Alors j'inspirais, et je commençais. - Il a reçu un message qu'on pensait de vous. "Vous" l'y invitiez au restaurant et il est parti de suite... Et puis je sais pas, j'ai eu un mauvais pressentiment alors je vous ai appelé et... - Je ne voulais pas parler des douleurs, des émotions, de tout ça. Alors je passais directement à la fin. - Je l'ai trouvé "comme ça". - Ça je l'avais déjà dis, mais à l'évidence ce n'était pas assez clair. - Je l'ai trouvé lui, et ses ailes dans ses bras. - Et un violent frisson secouait mon corps à la simple évocation de ses ailes. Vu de l'extérieur ça n'aurait pas dû me toucher autant je suppose. Je n'aurais pas dû être autant à fleur de peau. Warren était mon frère mais j'aurais dû être capable de contenir le flot d'émotions. De me tenir. Ça ne m'était pas arrivé à moi. - Ils l'ont mutilé... - Mais si. Je n'avais pas de cicatrice, je n'avais pas de plaies mais j'avais tout senti. J'avais tout subi. J'avais tout enduré avec lui et ça ne faisait aucun sens à mes yeux. Parce que ça n'en avait aucun. Comment est-ce que j'avais pu ressentir tout ça? Je n'étais même pas avec lui. Et pourtant. Et pourtant je savais que c'était réel. Je le savais au fond de moi.
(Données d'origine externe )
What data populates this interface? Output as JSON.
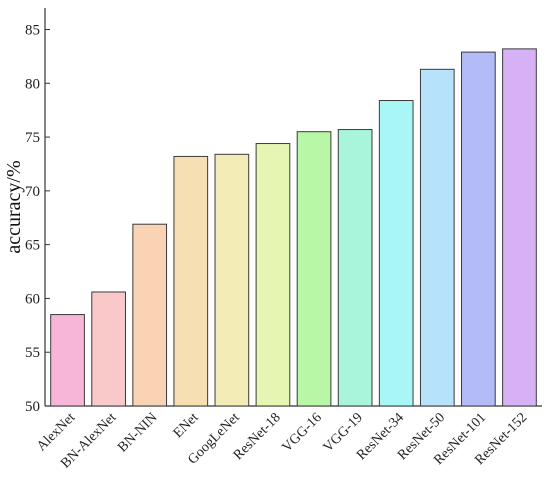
{
  "chart_data": {
    "type": "bar",
    "title": "",
    "xlabel": "",
    "ylabel": "accuracy/%",
    "ylim": [
      50,
      87
    ],
    "yticks": [
      50,
      55,
      60,
      65,
      70,
      75,
      80,
      85
    ],
    "grid": false,
    "categories": [
      "AlexNet",
      "BN-AlexNet",
      "BN-NIN",
      "ENet",
      "GoogLeNet",
      "ResNet-18",
      "VGG-16",
      "VGG-19",
      "ResNet-34",
      "ResNet-50",
      "ResNet-101",
      "ResNet-152"
    ],
    "values": [
      58.5,
      60.6,
      66.9,
      73.2,
      73.4,
      74.4,
      75.5,
      75.7,
      78.4,
      81.3,
      82.9,
      83.2
    ],
    "colors": [
      "#f7b6d8",
      "#f9c8c8",
      "#f9d3b3",
      "#f6dfb3",
      "#f3ecb6",
      "#e6f5b2",
      "#b7f7a6",
      "#a9f5dc",
      "#a9f6f6",
      "#b7e2fb",
      "#b4bcf7",
      "#d7b1f5"
    ]
  }
}
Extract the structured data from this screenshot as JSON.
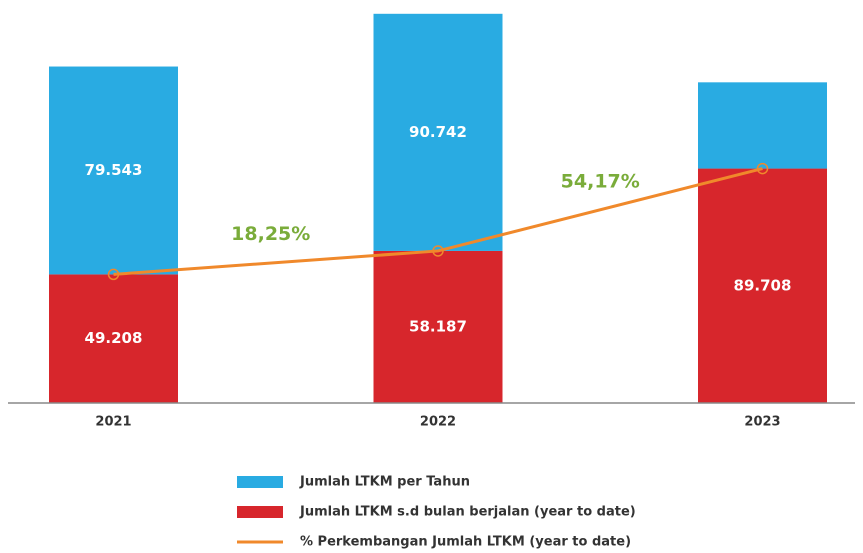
{
  "chart_data": {
    "type": "bar",
    "categories": [
      "2021",
      "2022",
      "2023"
    ],
    "ylim": [
      0,
      150000
    ],
    "series": [
      {
        "name": "Jumlah LTKM s.d bulan berjalan (year to date)",
        "color": "#d7262c",
        "values": [
          49208,
          58187,
          89708
        ],
        "value_labels": [
          "49.208",
          "58.187",
          "89.708"
        ]
      },
      {
        "name": "Jumlah LTKM per Tahun",
        "color": "#29abe2",
        "values": [
          79543,
          90742,
          33000
        ],
        "value_labels": [
          "79.543",
          "90.742",
          null
        ]
      },
      {
        "name": "% Perkembangan Jumlah LTKM (year to date)",
        "type": "line",
        "color": "#f0892b",
        "values": [
          49208,
          58187,
          89708
        ]
      }
    ],
    "annotations": [
      "18,25%",
      "54,17%"
    ],
    "annotation_color": "#7aac3a",
    "legend_order": [
      1,
      0,
      2
    ]
  }
}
J'inspirais, reprenant contenance. L'air étouffant emplissait mes poumons. - Les médecins n'ont rien pu faire de mieux que suturer les plaies correctement. Ces animaux ont fait ça comme des chiens. - Je passais ma main sur mon visage et souriait par pur réflexe. Ce sourire ne signifiait rien et il avait déjà disparu. Je ne précisais pas de quoi je parlais mais c'était évident... - Je les ai entreposé en bas, au frais, pour les protéger. - Il ne m'appartenait pas de décider quoi en faire. Pas à moi, ni même à elle. Seulement à Warren. Et en attendant son réveil elles étaient mieux au frais dans les sous-sol. Qui pouvait savoir si elles allaient subir le même processus qu'un membre lambda qui se décompose ou si elles allaient rester comme ça? Après tout les plumes ça se décompose pas. Mon dieu, à quoi je pensais... Qu'on le réveille! Ou pas? Je n'osais pas imaginer son réveil. Sa prise de conscience. La simple idée me nouait l'estomac et je voulais revenir dans le passé. Revenir en Australie pour l'éternité. Avant tout ça. Sur la table à côté du lit reposaient ses affaires, celles qu'on avait bien voulu lui laisser. Son téléphone, le pendentif que je lui avais offert, sa montre... Je faisais tourner inlassablement la gourmette autour de mon poignet, c'était devenu machinal. Je me levais au bout de quelques secondes, le regard un peu vide. - Je peux.. je peux vous laisser? J'ai besoin de prendre un peu l'air. - Et un café, aussi. J'avais besoin de me rafraîchir les idées, ou en tout cas de les réveiller elles aussi. J'attendais son aval, même si c'était par pure politesse, pour sortir de la chambre. Ça ne me prendrait que quelques minutes...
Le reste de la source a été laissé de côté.